2. Body and new are homophones only in HK and vicinity, they
are different in Meixian, Taiwan and most other Hakka speakers. In your
spelling system, "new" should be changed to "xin" to mark this
difference.
3. Cloud is "yun" (the u here is a [u], not a [y] as in Hanyu
Pinyin) which rhymes with "cun", spring. The initial is a [j] instead of a
[w].
4. Hakka and even Siyi (Seiyap) has no [w] as in Cantonese and
Mandarin. It should be a [v] in place of [w].
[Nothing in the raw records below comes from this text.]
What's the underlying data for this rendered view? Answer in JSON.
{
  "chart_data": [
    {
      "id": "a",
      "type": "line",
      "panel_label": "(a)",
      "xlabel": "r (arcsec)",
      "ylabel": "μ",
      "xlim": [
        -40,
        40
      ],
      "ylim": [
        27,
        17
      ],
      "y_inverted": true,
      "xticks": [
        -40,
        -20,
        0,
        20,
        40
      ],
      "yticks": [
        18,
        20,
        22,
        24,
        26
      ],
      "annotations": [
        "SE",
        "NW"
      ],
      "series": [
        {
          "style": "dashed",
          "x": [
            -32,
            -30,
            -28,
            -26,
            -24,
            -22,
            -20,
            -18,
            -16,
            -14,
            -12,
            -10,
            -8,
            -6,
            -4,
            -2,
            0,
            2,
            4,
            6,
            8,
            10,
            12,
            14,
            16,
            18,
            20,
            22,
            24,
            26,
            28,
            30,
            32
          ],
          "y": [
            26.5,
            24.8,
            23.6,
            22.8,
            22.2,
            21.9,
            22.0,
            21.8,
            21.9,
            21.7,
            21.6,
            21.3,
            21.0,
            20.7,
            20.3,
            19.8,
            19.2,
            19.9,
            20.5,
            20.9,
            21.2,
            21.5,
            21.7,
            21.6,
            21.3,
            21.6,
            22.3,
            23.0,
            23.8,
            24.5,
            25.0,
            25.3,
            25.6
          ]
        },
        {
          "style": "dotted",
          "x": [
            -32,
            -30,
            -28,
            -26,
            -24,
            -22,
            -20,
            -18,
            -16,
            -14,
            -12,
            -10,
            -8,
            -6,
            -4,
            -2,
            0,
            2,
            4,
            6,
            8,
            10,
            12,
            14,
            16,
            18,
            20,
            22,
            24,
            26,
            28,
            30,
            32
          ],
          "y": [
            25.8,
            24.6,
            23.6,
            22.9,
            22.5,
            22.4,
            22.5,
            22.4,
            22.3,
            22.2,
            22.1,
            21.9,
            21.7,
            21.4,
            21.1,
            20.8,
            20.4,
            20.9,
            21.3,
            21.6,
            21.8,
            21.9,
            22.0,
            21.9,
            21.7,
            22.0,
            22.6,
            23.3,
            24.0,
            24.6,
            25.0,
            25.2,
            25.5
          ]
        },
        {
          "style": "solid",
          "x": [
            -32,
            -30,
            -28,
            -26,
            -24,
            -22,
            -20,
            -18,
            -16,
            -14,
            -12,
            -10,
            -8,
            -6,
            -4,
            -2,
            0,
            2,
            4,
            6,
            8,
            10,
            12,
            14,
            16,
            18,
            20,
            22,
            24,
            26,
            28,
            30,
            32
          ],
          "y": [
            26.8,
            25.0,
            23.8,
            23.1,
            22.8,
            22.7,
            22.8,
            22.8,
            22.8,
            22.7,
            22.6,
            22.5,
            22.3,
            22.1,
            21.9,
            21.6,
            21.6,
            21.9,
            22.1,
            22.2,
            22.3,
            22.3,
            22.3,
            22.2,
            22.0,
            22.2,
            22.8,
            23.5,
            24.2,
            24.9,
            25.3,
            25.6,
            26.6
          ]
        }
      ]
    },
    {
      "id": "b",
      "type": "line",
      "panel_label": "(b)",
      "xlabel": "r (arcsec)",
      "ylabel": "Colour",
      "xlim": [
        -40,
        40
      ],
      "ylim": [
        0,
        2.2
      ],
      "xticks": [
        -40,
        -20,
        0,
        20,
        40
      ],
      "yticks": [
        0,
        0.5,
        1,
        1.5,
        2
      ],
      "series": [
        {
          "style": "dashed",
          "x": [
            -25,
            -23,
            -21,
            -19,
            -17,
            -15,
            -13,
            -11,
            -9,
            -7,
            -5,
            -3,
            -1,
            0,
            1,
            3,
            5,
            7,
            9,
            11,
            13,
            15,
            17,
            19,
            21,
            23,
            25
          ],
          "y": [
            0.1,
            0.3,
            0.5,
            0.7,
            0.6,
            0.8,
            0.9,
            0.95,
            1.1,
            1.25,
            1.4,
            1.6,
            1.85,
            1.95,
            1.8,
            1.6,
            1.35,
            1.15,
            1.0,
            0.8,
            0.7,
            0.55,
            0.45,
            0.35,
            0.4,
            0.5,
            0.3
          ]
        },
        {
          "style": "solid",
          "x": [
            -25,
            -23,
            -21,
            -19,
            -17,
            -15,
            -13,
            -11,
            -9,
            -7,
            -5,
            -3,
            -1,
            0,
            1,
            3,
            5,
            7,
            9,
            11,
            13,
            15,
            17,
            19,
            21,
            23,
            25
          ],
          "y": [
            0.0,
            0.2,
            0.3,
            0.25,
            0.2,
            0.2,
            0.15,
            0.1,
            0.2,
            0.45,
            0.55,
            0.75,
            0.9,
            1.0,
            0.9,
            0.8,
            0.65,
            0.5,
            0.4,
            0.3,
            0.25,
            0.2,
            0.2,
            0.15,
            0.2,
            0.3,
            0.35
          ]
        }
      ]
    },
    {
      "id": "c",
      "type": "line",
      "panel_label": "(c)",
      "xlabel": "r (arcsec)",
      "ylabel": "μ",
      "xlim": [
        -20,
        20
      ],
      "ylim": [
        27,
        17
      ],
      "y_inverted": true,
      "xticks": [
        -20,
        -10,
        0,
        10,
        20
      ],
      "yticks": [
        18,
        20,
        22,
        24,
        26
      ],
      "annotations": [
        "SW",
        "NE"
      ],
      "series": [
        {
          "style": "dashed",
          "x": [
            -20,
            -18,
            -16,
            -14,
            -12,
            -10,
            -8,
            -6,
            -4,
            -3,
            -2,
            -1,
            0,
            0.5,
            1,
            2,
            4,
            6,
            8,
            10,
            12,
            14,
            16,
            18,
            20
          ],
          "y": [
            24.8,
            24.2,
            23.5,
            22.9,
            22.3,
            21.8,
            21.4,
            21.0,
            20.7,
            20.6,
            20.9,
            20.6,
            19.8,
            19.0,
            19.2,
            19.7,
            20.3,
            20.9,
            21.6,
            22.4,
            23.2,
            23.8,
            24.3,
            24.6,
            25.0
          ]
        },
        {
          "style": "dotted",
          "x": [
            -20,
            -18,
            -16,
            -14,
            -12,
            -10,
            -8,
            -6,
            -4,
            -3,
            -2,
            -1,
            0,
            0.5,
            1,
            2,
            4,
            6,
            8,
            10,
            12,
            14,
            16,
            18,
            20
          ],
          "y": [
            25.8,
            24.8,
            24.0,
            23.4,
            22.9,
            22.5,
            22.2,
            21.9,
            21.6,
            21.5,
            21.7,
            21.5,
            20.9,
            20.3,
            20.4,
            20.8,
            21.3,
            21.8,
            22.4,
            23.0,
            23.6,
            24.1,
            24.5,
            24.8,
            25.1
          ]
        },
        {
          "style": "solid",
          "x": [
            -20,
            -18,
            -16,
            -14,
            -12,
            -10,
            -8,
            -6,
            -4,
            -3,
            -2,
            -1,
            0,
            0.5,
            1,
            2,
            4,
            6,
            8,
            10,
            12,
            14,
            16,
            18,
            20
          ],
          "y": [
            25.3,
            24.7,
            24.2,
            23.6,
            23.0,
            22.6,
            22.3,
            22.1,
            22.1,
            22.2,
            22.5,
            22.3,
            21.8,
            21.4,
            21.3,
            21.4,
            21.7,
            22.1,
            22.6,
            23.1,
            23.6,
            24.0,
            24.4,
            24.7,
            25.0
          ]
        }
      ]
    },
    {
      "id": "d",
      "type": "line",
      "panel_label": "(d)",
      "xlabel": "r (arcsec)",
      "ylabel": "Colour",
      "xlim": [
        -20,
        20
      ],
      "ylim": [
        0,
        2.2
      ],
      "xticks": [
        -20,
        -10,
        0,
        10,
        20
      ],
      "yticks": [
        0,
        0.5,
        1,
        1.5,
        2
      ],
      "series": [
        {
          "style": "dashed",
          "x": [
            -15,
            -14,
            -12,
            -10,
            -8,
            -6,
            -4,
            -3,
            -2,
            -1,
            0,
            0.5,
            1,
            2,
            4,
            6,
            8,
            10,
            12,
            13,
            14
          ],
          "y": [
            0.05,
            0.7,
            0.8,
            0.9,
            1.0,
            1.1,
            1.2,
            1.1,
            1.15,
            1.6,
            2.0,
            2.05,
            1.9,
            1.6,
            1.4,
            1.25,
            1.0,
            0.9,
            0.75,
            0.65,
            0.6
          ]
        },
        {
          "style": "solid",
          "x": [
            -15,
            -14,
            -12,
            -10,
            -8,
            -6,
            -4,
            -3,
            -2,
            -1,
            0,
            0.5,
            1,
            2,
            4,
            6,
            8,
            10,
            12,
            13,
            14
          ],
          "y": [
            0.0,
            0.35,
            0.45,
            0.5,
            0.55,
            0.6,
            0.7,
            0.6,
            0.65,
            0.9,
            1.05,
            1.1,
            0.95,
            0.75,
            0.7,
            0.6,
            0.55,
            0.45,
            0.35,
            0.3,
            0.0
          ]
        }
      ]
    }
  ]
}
5. I suggest the use of "ung" in place of "ong" to represent
the rimes of "pair", "follow" etc because this will mislead people to think that
it rhymes with English "song", "long". Hanyu Pinyin uses "ong" for "ung" because
Mandarin does not have contrast between"ung", and "ong" . It is
better to see than "ung" when one writes fast. But Hakka and Cantonese do have
the contrast between "ung" and "ong" e.g. mong for look, tong for sugar, and
these are not distinguishable from mung for dream and tung for
same. Even one is not using IPA but only for English-speaking
readers, the contrast should be told clearly fropm the spelling.
2. It is easy to spell Hakka because we have only seven
vowels (but only six phonemes) in Meixianhua: a, i, u, e, o, schwa and apical
vowel. Schwa and apical are complementary to each other and if we use the logic
of Hanyu Pinyin, both can be spelled as i togehter with z, c, s; while the
cardinal [i] is an i with other consonants. Therefore ji, qi, xi are different
from zi, ci, si. That is how I designed my Pinyin system for Hakka ffor computer
input. The only disadvantage is that a Hong Kong Hakka speaker must learn
Meixianhua to distinguish ji (elder sister) from zi (paper), qim (invade) from
cim (deep), or xin (new) from sin (body) . But you can also see that it is
not difficult if one knows some Mandarin: there is a regular correspondence
betwen MXH and Mandarin in these sound pairs.